2 Hufschmid’s conclusion does not, of course, preclude ownership by a merchant or the conduct of commercial business on the premises.
3 Particularly questionable is the proposal (60 and fig. 42) that buildings A and B/C were separated by a street in the first phase. This would have been remarkably prodigal of space, leaving house A isolated within a mini-insula only 17 m wide.
4 A desire to produce conjectural reconstructions, including upper storeys, from poorly preserved and incomplete ground-plans characterises other Swiss publications of Roman residential buildings: e.g., Suter, P. J. et al., Meikirch: Villa romana, Gräber und Kirche (Bern 2004)Google Scholar (where the conjectures are less secure, yet more dogmatically presented, than at Augst: see JRA 18 [2005] 705)Google Scholar.
5 The mistakes that I have noted are remarkably few:
23: the discussion transposes column-drums f1 and f2 (see figs. 6-7).
25: the diameter of column-drum c2 should be 35.5-36.0, not 35.5-39.0.

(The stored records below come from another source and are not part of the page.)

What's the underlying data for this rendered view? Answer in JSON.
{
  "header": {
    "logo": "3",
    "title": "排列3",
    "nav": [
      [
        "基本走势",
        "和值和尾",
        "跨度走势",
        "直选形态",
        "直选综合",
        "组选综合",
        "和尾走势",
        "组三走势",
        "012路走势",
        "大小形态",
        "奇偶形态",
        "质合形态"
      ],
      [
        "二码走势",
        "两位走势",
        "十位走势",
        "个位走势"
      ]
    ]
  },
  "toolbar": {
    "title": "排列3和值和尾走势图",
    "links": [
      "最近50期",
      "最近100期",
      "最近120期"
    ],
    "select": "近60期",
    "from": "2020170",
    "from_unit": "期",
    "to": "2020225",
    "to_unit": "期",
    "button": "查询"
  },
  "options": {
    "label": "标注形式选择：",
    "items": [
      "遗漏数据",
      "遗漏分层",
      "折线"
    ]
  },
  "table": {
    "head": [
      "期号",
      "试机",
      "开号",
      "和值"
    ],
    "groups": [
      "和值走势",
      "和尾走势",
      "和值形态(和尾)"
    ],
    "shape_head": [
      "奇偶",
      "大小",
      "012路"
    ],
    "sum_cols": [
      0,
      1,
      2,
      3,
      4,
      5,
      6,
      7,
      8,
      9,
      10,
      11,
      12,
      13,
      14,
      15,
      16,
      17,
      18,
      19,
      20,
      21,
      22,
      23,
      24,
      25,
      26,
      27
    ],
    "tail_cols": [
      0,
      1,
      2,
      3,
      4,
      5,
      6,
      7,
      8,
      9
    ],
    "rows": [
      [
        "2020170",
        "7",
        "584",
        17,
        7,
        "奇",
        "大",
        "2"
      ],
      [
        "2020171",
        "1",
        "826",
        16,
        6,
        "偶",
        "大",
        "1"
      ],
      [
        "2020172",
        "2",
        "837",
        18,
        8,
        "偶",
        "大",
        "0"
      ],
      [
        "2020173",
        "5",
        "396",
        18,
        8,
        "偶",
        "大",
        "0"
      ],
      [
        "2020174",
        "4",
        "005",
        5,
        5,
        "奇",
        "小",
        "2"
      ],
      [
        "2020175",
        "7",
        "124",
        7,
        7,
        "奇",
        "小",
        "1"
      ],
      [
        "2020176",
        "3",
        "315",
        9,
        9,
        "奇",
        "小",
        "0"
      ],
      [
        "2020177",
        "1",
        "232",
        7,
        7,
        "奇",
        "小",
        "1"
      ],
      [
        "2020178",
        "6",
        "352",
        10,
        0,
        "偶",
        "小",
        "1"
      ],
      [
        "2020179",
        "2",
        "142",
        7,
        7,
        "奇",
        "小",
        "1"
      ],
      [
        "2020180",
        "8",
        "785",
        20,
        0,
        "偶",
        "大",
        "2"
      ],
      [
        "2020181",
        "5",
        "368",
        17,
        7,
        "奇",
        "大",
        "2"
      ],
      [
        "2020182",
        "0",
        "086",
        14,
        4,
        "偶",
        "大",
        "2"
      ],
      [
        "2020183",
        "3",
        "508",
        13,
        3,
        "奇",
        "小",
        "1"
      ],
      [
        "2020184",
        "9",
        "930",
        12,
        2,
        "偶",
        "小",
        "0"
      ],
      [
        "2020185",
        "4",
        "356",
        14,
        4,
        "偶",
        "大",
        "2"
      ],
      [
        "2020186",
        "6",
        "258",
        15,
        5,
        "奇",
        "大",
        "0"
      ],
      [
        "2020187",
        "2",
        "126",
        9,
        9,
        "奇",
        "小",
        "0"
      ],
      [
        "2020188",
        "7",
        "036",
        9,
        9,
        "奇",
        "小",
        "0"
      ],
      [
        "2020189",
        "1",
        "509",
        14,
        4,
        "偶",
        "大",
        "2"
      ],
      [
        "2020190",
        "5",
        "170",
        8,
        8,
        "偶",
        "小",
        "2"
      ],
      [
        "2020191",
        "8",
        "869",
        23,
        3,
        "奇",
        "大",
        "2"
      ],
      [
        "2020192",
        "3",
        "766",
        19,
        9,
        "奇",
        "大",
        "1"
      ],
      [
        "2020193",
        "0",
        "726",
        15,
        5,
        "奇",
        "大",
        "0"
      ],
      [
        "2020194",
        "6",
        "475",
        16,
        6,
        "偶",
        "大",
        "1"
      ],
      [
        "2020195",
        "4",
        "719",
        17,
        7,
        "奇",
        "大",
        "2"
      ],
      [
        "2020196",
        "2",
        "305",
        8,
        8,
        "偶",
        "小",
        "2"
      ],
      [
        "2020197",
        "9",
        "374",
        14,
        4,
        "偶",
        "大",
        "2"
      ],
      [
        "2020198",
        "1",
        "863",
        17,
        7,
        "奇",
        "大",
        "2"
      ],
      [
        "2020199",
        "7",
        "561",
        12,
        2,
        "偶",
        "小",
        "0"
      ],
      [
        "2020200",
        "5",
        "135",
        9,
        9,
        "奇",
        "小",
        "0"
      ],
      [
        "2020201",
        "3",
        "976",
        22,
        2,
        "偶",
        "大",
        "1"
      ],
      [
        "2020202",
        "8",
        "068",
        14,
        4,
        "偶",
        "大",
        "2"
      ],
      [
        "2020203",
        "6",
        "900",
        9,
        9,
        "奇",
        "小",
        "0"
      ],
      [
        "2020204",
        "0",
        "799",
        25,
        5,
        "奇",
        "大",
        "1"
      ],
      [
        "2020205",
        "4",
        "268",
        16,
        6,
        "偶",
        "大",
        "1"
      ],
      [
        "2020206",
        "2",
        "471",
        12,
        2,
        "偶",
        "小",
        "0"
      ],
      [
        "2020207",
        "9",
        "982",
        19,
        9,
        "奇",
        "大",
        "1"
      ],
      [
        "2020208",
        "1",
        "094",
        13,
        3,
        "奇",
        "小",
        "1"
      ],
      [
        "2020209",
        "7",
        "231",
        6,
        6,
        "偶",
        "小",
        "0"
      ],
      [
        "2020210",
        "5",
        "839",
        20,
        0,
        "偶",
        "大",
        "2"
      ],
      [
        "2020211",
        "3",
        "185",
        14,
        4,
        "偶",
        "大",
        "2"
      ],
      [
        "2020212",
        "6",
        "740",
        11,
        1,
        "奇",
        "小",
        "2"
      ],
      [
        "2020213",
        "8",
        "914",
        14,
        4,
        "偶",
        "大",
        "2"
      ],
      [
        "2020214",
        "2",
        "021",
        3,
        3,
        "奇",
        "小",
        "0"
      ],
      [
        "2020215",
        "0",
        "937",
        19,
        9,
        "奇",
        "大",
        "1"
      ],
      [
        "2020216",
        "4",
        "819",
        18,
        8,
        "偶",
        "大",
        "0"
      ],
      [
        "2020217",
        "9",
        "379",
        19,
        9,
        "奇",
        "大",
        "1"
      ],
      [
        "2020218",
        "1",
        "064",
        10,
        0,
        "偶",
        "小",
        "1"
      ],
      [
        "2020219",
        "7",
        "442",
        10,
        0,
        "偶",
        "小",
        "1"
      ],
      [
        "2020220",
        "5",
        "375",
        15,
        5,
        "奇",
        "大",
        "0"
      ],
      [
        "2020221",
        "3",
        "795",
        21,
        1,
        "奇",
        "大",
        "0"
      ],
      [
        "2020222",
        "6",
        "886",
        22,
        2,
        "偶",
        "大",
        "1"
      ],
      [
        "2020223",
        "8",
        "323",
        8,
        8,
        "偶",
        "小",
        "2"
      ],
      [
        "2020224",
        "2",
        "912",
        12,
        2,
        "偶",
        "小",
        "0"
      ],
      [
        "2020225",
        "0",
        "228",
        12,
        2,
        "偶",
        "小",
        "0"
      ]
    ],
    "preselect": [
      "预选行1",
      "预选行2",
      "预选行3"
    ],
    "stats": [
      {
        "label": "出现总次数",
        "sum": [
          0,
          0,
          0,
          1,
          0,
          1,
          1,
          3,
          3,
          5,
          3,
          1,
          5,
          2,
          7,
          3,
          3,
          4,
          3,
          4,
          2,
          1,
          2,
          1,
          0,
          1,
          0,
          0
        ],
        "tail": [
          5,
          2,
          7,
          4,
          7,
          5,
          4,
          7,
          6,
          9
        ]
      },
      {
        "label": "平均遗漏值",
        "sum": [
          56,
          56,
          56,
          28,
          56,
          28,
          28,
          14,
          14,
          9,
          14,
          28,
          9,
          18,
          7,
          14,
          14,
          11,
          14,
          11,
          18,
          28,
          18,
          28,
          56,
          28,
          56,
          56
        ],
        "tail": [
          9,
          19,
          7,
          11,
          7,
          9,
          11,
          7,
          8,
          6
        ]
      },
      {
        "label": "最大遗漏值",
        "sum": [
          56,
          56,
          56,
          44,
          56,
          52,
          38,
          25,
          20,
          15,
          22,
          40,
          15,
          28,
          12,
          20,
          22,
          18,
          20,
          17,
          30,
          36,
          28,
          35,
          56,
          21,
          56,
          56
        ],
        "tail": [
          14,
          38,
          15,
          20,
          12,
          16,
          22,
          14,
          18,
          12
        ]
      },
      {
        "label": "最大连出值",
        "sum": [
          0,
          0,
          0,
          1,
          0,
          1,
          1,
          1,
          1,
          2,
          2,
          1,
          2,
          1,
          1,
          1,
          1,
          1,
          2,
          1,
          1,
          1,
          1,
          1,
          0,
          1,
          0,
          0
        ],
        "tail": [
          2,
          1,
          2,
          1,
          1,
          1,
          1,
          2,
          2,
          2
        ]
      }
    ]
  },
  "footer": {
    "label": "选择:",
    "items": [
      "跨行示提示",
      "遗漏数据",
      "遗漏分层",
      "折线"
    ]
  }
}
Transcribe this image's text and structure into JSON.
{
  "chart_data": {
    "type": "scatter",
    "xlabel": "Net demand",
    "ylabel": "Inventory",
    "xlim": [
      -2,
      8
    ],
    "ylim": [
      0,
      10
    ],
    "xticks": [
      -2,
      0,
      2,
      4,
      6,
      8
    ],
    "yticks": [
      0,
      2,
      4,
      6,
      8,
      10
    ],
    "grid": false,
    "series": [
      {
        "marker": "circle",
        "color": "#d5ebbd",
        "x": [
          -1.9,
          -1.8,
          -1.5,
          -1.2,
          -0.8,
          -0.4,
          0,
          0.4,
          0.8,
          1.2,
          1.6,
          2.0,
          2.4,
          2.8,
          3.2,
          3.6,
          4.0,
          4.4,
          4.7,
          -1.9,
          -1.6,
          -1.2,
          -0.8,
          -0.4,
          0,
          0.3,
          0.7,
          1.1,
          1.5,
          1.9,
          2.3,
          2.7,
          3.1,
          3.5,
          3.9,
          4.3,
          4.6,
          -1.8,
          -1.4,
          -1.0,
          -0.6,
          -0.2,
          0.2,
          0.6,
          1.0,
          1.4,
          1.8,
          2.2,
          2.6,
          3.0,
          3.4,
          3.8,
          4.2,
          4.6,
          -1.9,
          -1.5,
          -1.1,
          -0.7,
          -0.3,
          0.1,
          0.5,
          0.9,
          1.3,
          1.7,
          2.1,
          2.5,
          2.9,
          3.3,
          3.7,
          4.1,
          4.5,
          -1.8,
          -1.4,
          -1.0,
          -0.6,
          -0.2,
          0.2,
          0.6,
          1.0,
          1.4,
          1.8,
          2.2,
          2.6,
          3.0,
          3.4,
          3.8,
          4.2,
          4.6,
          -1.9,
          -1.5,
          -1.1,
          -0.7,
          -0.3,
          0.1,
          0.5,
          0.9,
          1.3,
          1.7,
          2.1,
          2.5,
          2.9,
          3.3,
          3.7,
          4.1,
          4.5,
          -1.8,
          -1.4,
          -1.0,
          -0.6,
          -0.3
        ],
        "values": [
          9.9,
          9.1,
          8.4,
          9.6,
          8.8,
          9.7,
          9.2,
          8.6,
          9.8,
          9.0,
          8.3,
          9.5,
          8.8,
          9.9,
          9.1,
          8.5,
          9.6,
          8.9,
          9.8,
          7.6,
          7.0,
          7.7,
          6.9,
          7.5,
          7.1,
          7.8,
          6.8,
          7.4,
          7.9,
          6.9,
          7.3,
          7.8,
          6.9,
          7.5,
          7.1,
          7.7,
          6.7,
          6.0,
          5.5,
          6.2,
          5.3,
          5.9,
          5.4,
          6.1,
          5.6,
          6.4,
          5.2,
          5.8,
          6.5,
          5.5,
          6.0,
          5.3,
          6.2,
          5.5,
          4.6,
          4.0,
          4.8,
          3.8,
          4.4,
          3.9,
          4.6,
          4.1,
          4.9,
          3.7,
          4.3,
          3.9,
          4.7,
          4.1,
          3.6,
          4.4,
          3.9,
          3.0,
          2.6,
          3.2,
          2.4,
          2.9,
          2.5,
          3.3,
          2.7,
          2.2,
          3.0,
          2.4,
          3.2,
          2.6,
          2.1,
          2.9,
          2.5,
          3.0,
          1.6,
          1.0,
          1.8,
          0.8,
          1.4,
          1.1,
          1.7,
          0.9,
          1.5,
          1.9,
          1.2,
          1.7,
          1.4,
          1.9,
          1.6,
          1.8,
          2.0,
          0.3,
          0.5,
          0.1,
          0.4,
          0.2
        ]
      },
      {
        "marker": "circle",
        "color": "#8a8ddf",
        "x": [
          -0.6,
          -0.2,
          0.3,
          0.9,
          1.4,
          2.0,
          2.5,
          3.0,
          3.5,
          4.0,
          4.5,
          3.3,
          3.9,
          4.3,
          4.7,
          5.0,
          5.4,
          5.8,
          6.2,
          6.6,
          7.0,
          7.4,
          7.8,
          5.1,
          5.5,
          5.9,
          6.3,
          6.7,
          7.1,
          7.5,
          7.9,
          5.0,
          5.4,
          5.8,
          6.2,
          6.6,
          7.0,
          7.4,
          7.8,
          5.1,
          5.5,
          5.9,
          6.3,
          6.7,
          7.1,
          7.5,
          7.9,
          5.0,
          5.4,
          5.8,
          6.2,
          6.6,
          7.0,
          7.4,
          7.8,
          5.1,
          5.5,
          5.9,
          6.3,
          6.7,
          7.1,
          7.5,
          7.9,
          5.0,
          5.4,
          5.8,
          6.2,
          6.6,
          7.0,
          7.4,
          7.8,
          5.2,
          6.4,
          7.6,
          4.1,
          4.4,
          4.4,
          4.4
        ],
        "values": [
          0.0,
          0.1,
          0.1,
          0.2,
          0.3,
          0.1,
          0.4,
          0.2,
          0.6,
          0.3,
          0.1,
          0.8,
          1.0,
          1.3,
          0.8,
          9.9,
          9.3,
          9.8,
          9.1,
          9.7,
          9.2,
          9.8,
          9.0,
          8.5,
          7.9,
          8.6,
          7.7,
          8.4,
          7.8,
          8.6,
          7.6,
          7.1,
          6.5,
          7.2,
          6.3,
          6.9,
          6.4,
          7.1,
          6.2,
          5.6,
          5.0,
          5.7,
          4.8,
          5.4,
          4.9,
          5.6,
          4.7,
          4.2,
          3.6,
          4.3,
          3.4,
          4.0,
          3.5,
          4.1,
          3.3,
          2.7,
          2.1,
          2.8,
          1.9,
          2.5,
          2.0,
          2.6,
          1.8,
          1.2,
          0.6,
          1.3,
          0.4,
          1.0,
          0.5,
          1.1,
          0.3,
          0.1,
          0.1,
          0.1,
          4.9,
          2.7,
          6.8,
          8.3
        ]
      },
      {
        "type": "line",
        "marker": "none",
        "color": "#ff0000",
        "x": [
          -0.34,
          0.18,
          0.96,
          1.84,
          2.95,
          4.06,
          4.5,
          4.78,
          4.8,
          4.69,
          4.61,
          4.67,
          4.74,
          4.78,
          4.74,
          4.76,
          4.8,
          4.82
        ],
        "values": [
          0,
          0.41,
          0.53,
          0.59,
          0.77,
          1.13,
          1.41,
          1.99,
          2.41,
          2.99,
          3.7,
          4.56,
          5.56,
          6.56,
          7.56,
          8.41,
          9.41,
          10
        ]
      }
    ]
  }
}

59: pace n.147, the building at Meonstoke is not known to have had a pent roof sheltering a doorway, merely a couple of ‘cornices’ of projecting tiles angled to shed rainwater above the windows in a gable.
79: Dover (England) has been converted into Douvres and usurped for France.
98: the description of the painted fragments 175-77 runs counter to the numbering in pl. 15.